Khalida Brohi is a sweet-faced young Pakistani woman with the giggle of a little girl and the heart of a warrior for justice. At the tender age of 24, she has seen more of life (and death) than any young woman should; she's been shot at, bombed, stalked, filmed, lauded and reviled for her work to end honor killings in the tribal villages of Pakistan -- and like her friend and co-activist Malala Yousufzai, the 15-year-old Pakistani women's rights activist who was shot by Taliban militants in October for her work educating girls, Khalida has been doing this dangerous work since she was a teen.
Now Khalida has decided to take her crusade for justice and equality somewhere totally new: to the runway. Using Pakistani tribal embroidery stitched by the hands of women who have never seen a fashion model or dreamed of that kind of freedom, she's created Sughar, a line of handbags, clutches, slip dresses, shoes and pillows that are high-impact, high-fashion and highly irresistible.
"Sughar" (meaning "skilled, confident woman" in Urdu) is a new kind of social venture that turns women's village embroidery circles into wheels of revolution -- both to provide precious income that gives women economic power and to challenge negative cultural beliefs with education and information about women's rights.
Sughar is just the latest development in Khalida's eight-year endeavor to protect and empower women in her home province of Balochistan, a tribal province near the borders of Afghanistan and Iran. Every year, the United Nations estimates that thousands of women worldwide are murdered in honor killings for their actual or perceived "immoral" behavior and for bringing shame to their families, and Pakistan is one focus of the practice. Khalida's first experience of honor killings came in 2004, when a close friend wanted to marry a boy she liked and was murdered by her family for staining the family's honor.
Her death prompted Khalida to take action. Educated in Karachi and encouraged by her father to speak her mind, Khalida was the first girl in her village to go away to school, but after her friend's murder, she vowed to come back and lift the lives of those village women who did not have that opportunity. She began to protest openly against honor killings and gender inequality but quickly saw that this only intensified men's resistance to her cause. In 2008 the tribal leaders of her province rose up against her in fierce opposition, causing her to flee to Karachi.
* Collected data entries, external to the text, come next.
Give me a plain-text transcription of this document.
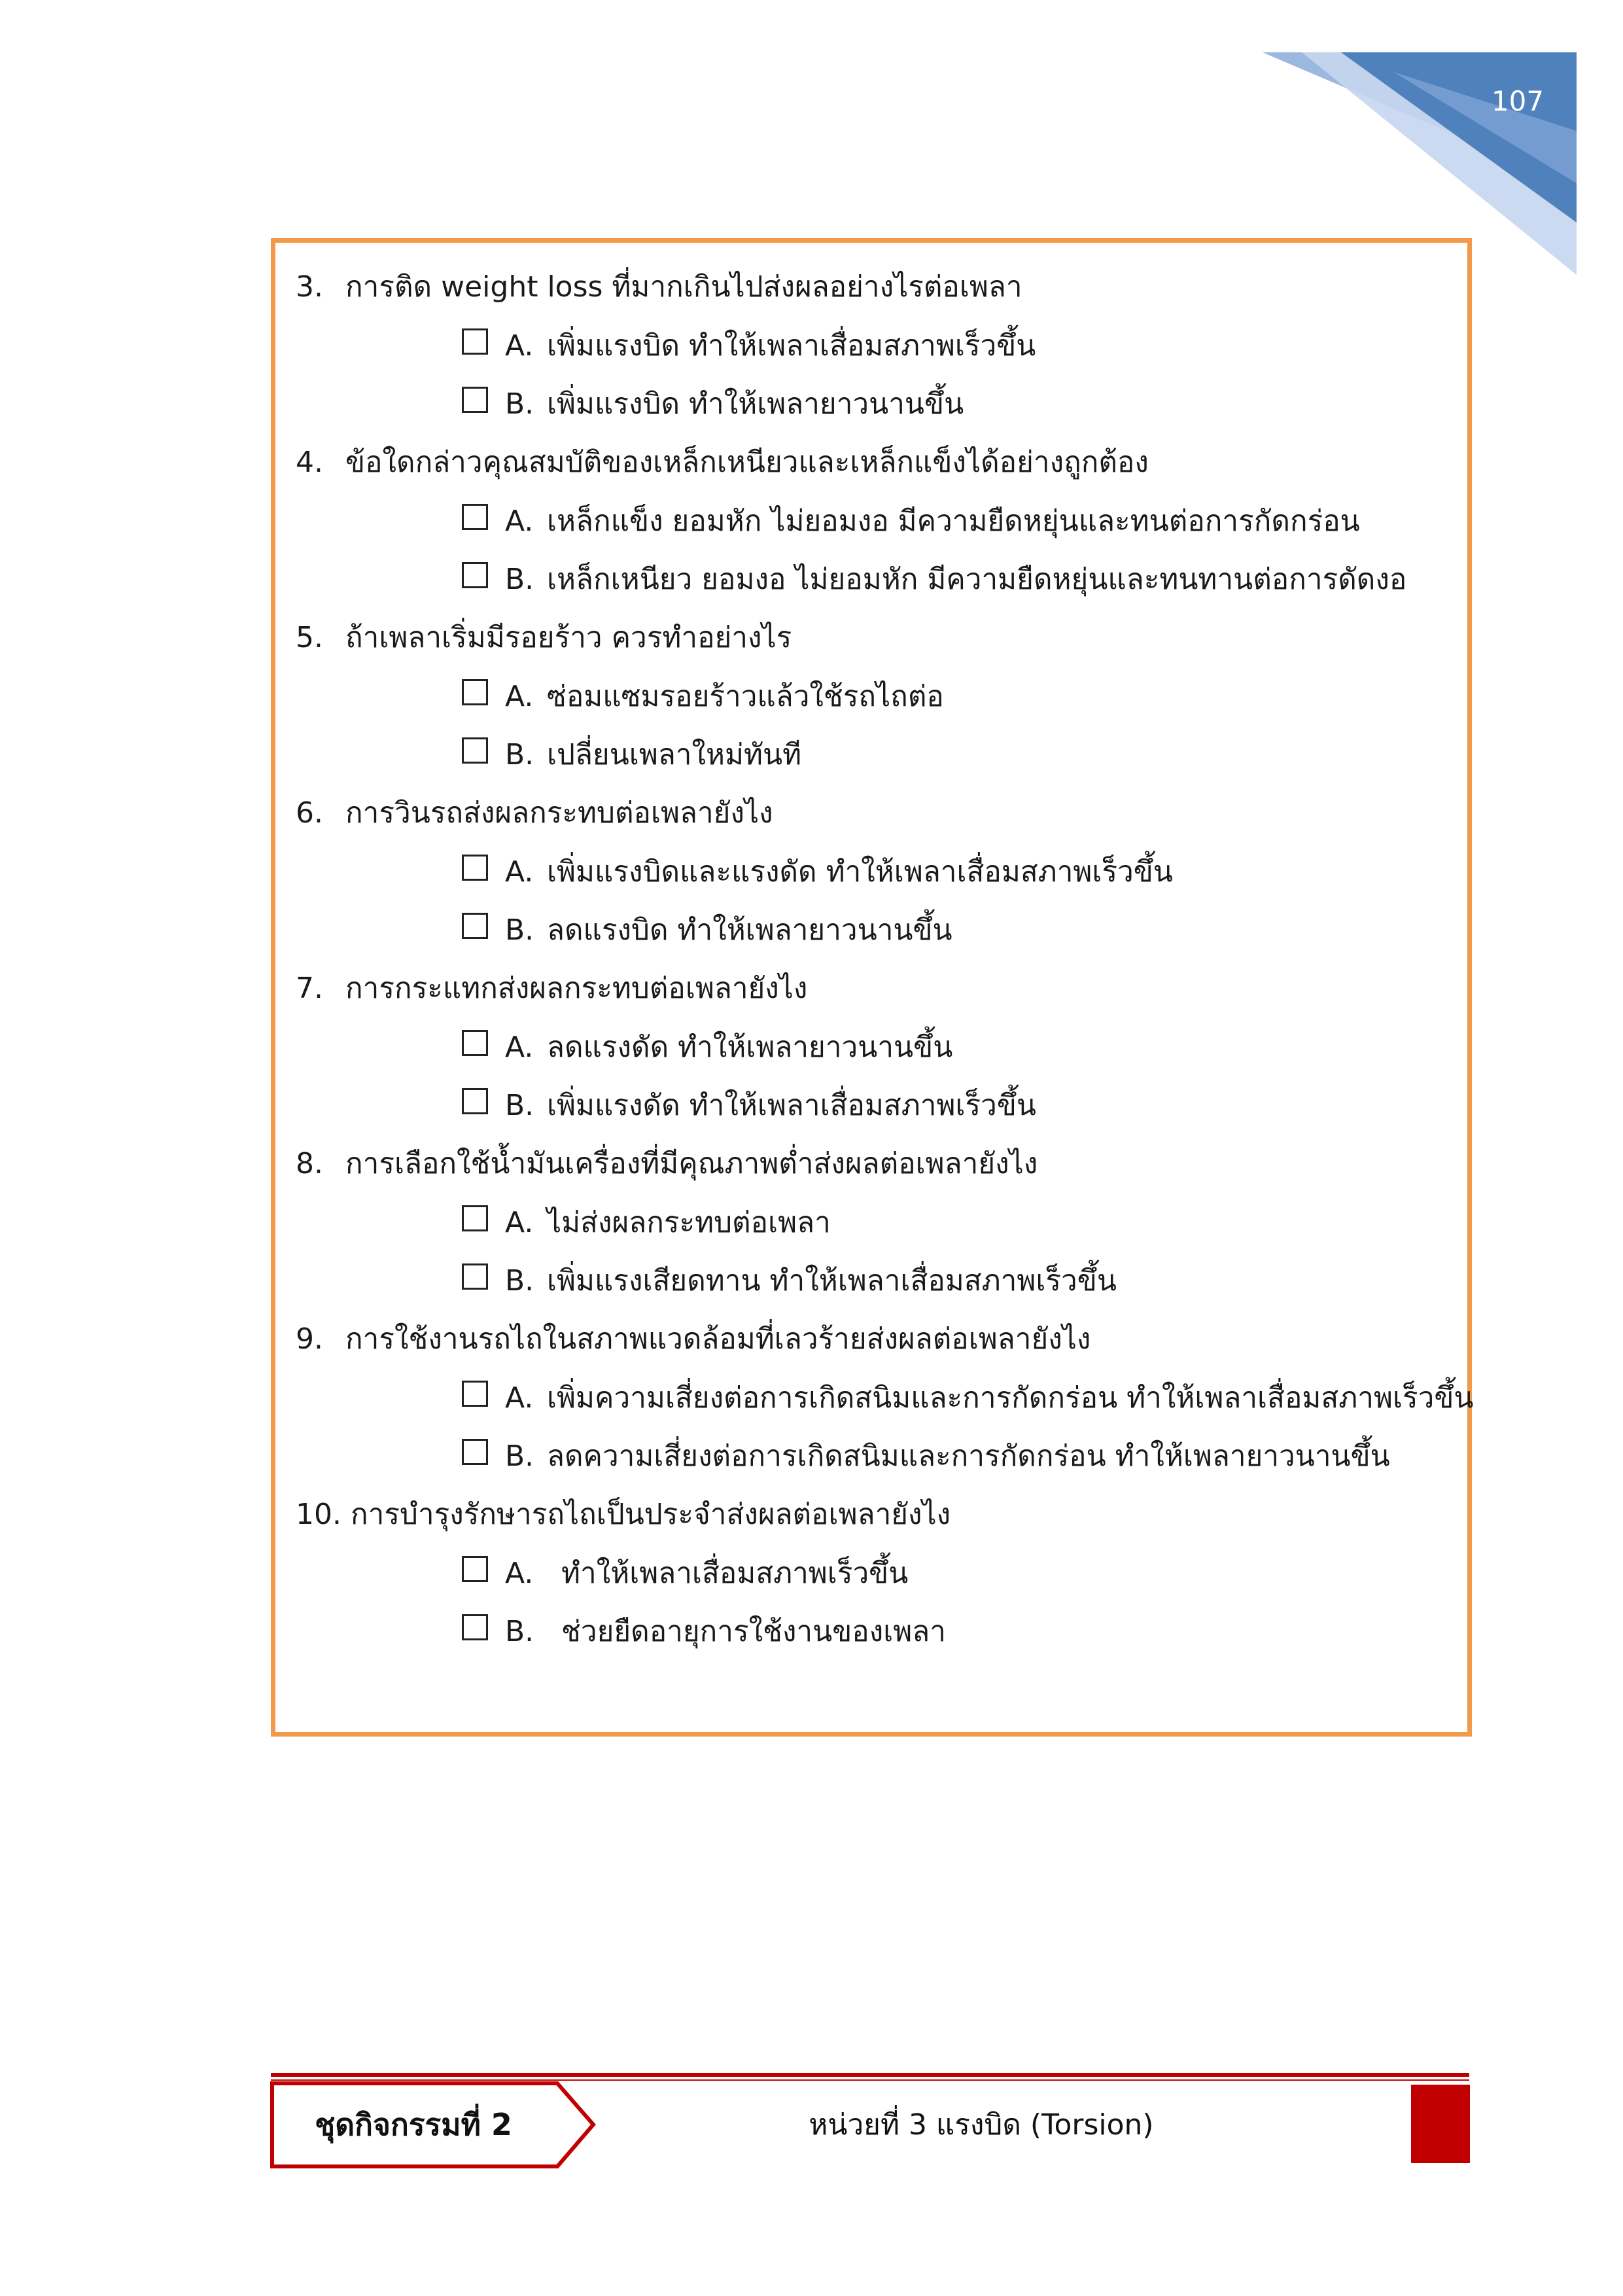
107
3. การติด weight loss ที่มากเกินไปส่งผลอย่างไรต่อเพลา
A. เพิ่มแรงบิด ทำให้เพลาเสื่อมสภาพเร็วขึ้น
B. เพิ่มแรงบิด ทำให้เพลายาวนานขึ้น
4. ข้อใดกล่าวคุณสมบัติของเหล็กเหนียวและเหล็กแข็งได้อย่างถูกต้อง
A. เหล็กแข็ง ยอมหัก ไม่ยอมงอ มีความยืดหยุ่นและทนต่อการกัดกร่อน
B. เหล็กเหนียว ยอมงอ ไม่ยอมหัก มีความยืดหยุ่นและทนทานต่อการดัดงอ
5. ถ้าเพลาเริ่มมีรอยร้าว ควรทำอย่างไร
A. ซ่อมแซมรอยร้าวแล้วใช้รถไถต่อ
B. เปลี่ยนเพลาใหม่ทันที
6. การวินรถส่งผลกระทบต่อเพลายังไง
A. เพิ่มแรงบิดและแรงดัด ทำให้เพลาเสื่อมสภาพเร็วขึ้น
B. ลดแรงบิด ทำให้เพลายาวนานขึ้น
7. การกระแทกส่งผลกระทบต่อเพลายังไง
A. ลดแรงดัด ทำให้เพลายาวนานขึ้น
B. เพิ่มแรงดัด ทำให้เพลาเสื่อมสภาพเร็วขึ้น
8. การเลือกใช้น้ำมันเครื่องที่มีคุณภาพต่ำส่งผลต่อเพลายังไง
A. ไม่ส่งผลกระทบต่อเพลา
B. เพิ่มแรงเสียดทาน ทำให้เพลาเสื่อมสภาพเร็วขึ้น
9. การใช้งานรถไถในสภาพแวดล้อมที่เลวร้ายส่งผลต่อเพลายังไง
A. เพิ่มความเสี่ยงต่อการเกิดสนิมและการกัดกร่อน ทำให้เพลาเสื่อมสภาพเร็วขึ้น
B. ลดความเสี่ยงต่อการเกิดสนิมและการกัดกร่อน ทำให้เพลายาวนานขึ้น
10. การบำรุงรักษารถไถเป็นประจำส่งผลต่อเพลายังไง
A. ทำให้เพลาเสื่อมสภาพเร็วขึ้น
B. ช่วยยืดอายุการใช้งานของเพลา
ชุดกิจกรรมที่ 2	หน่วยที่ 3 แรงบิด (Torsion)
Undaunted, Khalida decided she needed to "be a lot more tricky," as she explains with a laugh. Realizing that tribal elders and mullahs would never allow her to directly contradict the tribal traditions of watta satta (arranged marriages), child marriages and others, Khalida began to adroitly work on changing perceptions from within. She met with village elders to win their support before opening a women's center, impressing them with a curriculum packed with the feminine arts of music, singing and embroidery. She promised and delivered on a pledge to create income for the women, paying them 45 rupees an hour for their beautiful handiwork. And most trickily, she began to sponsor village cricket matches, a wildly popular sport with even the most fundamental of mullahs.
Khalida's "win 'em over with honey, not vinegar" strategy has proved as irresistible as Sughar's fashions. Today, there are 23 women's centers in three provinces of Balochistan and three provinces of Sindh serving over 800 women. And while the women are innocently stitching in these centers, they're also learning about gender equality, preventing domestic violence, girls' education and women's rights.
Khalida is intent upon making Sughar a powerful engine of commerce on Indiegogo and ultimately dreams of including one million Pakistani women in her centers, while she advocates non-stop with government policy-makers to change laws and customs regarding honor killing.
If we care about winning hearts and minds in Pakistan (and we should), I can't think of a better way to do that than by supporting Khalida's efforts.